Zowel bij euthanasie als bij hulp bij zelfdoding moeten artsen de eisen die de wet stelt in acht nemen anders zijn zij strafbaar.

Beslissingen rondom het levenseinde

Naast de wens voor euthanasie of hulp bij zelfdoding kunnen een arts of een patiënt ook andere beslissingen nemen over het levenseinde van de patiënt.

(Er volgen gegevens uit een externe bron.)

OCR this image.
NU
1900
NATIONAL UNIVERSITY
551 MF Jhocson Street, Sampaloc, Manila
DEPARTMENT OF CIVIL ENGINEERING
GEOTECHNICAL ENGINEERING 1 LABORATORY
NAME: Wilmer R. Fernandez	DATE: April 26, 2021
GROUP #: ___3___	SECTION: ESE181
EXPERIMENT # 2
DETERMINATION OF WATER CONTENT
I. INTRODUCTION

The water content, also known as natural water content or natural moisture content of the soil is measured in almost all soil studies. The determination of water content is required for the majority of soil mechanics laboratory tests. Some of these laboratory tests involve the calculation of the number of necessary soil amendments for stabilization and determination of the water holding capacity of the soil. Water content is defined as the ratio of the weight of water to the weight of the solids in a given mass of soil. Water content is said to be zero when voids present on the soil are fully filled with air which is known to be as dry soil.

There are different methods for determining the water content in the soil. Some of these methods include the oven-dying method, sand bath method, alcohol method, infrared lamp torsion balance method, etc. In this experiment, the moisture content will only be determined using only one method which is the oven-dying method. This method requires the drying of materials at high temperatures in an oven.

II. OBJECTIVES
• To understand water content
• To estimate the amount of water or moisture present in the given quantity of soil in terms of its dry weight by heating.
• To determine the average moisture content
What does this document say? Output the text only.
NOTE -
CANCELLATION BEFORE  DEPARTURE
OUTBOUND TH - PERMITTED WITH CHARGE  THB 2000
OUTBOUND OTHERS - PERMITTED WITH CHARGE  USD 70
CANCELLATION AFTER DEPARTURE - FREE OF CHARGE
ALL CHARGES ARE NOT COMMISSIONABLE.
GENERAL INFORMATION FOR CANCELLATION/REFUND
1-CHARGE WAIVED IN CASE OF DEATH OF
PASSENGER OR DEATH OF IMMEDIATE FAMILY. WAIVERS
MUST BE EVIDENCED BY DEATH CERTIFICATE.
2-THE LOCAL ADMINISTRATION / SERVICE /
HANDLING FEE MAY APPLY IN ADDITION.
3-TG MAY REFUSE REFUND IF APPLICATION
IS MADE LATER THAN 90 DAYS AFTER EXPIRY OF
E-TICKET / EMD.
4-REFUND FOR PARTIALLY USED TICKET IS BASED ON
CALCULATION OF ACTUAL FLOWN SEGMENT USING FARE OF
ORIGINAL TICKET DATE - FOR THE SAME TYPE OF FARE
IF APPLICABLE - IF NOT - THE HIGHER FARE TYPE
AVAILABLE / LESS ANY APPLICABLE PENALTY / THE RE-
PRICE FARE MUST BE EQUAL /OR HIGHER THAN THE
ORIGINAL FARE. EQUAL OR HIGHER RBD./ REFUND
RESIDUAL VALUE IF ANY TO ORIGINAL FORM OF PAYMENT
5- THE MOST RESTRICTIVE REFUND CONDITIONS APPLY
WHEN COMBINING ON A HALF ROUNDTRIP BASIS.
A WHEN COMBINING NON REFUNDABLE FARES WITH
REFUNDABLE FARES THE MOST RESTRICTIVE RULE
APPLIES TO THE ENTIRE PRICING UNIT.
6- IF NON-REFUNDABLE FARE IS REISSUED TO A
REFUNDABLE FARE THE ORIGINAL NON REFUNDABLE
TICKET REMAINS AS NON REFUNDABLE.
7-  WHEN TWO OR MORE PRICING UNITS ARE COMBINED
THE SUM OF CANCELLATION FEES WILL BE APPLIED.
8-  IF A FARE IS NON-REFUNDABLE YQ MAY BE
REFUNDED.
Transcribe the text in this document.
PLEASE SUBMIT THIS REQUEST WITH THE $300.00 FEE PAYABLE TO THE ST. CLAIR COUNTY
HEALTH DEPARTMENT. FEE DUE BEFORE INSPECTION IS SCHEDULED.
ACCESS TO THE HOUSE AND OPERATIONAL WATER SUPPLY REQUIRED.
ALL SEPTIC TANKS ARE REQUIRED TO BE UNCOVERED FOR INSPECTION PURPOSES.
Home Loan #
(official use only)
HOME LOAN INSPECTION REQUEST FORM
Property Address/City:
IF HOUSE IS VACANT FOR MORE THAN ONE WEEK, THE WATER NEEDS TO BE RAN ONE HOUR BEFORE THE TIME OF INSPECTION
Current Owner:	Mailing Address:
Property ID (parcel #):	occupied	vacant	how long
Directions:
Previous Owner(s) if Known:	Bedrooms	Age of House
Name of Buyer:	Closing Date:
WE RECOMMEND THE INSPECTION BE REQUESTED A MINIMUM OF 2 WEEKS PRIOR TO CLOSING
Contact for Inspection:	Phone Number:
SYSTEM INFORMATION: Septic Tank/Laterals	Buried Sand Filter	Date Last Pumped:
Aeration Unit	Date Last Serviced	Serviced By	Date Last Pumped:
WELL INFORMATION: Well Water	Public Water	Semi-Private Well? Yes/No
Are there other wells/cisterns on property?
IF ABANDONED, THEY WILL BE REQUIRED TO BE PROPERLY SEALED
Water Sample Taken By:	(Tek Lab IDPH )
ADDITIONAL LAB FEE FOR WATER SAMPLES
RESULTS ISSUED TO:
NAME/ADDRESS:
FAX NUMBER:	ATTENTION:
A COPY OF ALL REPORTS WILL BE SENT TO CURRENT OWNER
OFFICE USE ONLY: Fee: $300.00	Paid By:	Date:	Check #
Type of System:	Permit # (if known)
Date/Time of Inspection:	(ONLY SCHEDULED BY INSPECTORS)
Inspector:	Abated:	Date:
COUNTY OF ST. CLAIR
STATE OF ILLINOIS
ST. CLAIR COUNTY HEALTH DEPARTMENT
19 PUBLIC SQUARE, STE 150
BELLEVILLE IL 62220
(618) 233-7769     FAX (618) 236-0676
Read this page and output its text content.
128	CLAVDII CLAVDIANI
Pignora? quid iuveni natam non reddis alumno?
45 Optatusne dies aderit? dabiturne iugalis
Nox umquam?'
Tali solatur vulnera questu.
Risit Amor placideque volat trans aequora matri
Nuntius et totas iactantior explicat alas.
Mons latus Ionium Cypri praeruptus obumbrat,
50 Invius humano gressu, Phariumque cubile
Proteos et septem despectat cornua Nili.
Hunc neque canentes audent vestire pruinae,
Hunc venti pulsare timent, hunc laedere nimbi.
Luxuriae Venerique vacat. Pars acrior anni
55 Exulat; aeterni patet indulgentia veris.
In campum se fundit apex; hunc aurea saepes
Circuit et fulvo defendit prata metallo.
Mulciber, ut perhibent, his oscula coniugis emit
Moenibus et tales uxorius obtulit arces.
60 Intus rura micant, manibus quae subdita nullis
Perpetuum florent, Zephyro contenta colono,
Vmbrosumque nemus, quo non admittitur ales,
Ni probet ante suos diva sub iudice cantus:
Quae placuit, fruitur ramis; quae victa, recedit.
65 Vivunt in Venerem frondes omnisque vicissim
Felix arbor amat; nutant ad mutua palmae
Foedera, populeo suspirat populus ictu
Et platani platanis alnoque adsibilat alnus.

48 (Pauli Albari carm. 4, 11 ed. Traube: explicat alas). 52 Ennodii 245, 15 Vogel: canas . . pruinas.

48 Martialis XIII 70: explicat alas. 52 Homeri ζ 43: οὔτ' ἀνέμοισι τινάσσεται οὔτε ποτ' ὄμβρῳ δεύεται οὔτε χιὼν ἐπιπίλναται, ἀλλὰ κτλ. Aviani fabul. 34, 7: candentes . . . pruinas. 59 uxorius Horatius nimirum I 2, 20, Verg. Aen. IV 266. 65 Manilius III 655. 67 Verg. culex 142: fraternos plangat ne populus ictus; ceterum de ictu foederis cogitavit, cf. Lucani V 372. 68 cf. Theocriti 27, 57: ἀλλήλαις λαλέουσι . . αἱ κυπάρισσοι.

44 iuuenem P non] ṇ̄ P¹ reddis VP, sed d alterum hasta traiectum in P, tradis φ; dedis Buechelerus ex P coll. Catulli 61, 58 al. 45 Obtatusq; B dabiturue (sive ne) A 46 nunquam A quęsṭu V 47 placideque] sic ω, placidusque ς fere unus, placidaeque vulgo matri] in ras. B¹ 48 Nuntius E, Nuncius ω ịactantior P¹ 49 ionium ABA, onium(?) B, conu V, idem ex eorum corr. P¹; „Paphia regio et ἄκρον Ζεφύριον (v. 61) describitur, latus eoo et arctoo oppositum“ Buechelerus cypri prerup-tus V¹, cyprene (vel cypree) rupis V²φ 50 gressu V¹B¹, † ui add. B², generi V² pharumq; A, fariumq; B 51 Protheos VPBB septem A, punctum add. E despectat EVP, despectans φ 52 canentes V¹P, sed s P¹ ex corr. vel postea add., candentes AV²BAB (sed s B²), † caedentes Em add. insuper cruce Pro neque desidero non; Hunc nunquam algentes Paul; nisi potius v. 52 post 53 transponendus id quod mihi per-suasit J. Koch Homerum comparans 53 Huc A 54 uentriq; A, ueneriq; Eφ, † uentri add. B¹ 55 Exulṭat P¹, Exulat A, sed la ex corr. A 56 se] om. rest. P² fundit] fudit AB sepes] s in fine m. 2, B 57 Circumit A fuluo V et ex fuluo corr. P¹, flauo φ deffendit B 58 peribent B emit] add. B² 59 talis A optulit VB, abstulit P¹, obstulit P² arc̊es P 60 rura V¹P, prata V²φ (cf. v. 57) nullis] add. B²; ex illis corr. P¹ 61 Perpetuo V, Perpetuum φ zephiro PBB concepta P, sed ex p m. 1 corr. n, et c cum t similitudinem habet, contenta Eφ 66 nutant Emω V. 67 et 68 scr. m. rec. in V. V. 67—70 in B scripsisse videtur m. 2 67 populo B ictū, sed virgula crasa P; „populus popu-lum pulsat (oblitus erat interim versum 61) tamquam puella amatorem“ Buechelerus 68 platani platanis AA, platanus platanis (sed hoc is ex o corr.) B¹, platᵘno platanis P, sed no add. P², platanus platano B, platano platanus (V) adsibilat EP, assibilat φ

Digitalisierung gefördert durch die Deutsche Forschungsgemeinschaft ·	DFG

  • Het behandelverbod: daarvan is sprake als een wilsbekwame patiënt geen toestemming geeft voor het inzetten of voortzetten van een medische behandeling. Een arts moet dat respecteren, ook als die weigering het overlijden van de patiënt tot gevolg heeft of bespoedigt;
  • Het staken of nalaten van een medisch zinloze behandeling: het gaat daarbij primair om een medisch oordeel van de arts over de zin van een verdere behandeling;
  • Pijnbestrijding met als neveneffect een bespoediging van het overlijden: het doel is primair een adequate en proportionele pijnbestrijding, waarvoor de patiënt toestemming heeft gegeven. De levensbekorting is een (onbedoeld) neveneffect dat als risico aanvaardbaar wordt geacht.

Bij bovengenoemde situaties is sprake van een ‘natuurlijke doodsoorzaak’. Bij euthanasie en hulp bij zelfdoding is sprake van een niet-natuurlijke doodsoorzaak.